Secondly, and more importantly, in the recent election campaign, PTI played on this wicket and constantly targeted the PML-N on the matter of the Finality of Prophethood. In fact, Imran went to the Khatam-e-Nabuwat Conference, where he alleged that Nawaz Sharif had deliberately changed the oath-taking to appease some western powers! I pointed out in a previous blog that although Pakistanis apparently do not vote for religious parties, religious sensitivities matter and are thus politicised by mainstream parties. To a certain extent, PTI has simply reaped what it sowed.
One can constantly argue over the extent of PTI’s guilt, but the fact is we are all collectively responsible. After Mian’s removal, Asim Ijaz Khwaja, another brilliant economist at the Harvard Kennedy School, has also resigned. Asim had been my senior at Aitchison College and frankly, I wanted him to resign in protest, for it was the honourable thing to do. Following Asim, Dr Imran Rasul also resigned, severely depleting the EAC. In the end, we have lost several brilliant minds due to the sheer stupidity and bigotry of some.

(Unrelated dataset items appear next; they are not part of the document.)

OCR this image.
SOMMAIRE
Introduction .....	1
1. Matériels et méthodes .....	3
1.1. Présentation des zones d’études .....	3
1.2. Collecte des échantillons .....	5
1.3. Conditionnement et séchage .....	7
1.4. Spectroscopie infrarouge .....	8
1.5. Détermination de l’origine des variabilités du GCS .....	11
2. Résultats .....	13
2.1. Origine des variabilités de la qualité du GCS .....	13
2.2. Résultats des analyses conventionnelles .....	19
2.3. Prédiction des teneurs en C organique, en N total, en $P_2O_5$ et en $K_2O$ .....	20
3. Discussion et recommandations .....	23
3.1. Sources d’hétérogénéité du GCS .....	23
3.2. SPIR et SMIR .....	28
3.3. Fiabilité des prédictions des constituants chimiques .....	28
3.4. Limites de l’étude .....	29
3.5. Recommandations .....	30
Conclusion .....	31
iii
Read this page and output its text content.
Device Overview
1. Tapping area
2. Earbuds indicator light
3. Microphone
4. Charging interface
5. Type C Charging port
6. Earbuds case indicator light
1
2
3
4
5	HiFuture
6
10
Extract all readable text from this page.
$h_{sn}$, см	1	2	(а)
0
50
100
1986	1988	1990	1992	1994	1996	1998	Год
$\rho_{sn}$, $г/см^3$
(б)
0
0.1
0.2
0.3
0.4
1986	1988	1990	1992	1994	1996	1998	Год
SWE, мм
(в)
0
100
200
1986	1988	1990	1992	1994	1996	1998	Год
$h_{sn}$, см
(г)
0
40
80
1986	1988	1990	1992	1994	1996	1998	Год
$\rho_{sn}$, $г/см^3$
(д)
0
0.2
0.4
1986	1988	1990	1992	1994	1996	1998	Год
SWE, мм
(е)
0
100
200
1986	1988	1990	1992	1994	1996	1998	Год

On top of it, we are now facing a well-deserved global backlash, as several reputed economists have expressed their disappointment and disbelief over the decision to remove Mian. After all, why would a struggling economy like Pakistan set aside one of the leading economists in the world? This fiasco has merely revealed to the world that we are in fact a bigoted society who will easily disregard someone’s competence due to their religion. We have also revealed to the world the true plight of minorities in this country.
At the end of the day, we are our own worst enemy. What some of us did not realise while abusing Atif was that he did not need this post – we needed him. He is a brilliant academic presently teaching at one of the most outstanding universities in the world; he did not need this appointment at all.
After Mian’s removal, I visited his Twitter account again. I saw his tweets where he wished well to Pakistan and pledged his continued support, and tears fell down my cheeks. Here was a man we had abused and humiliated, and yet he remained willing to help. Indeed, a better human being than many of our so-called religiously pious individuals.
On behalf of my country, I would like to apologise. We are sorry, Atif Mian! We do not deserve an outstanding and an incredible person like you. May Allah (swt) always bless you!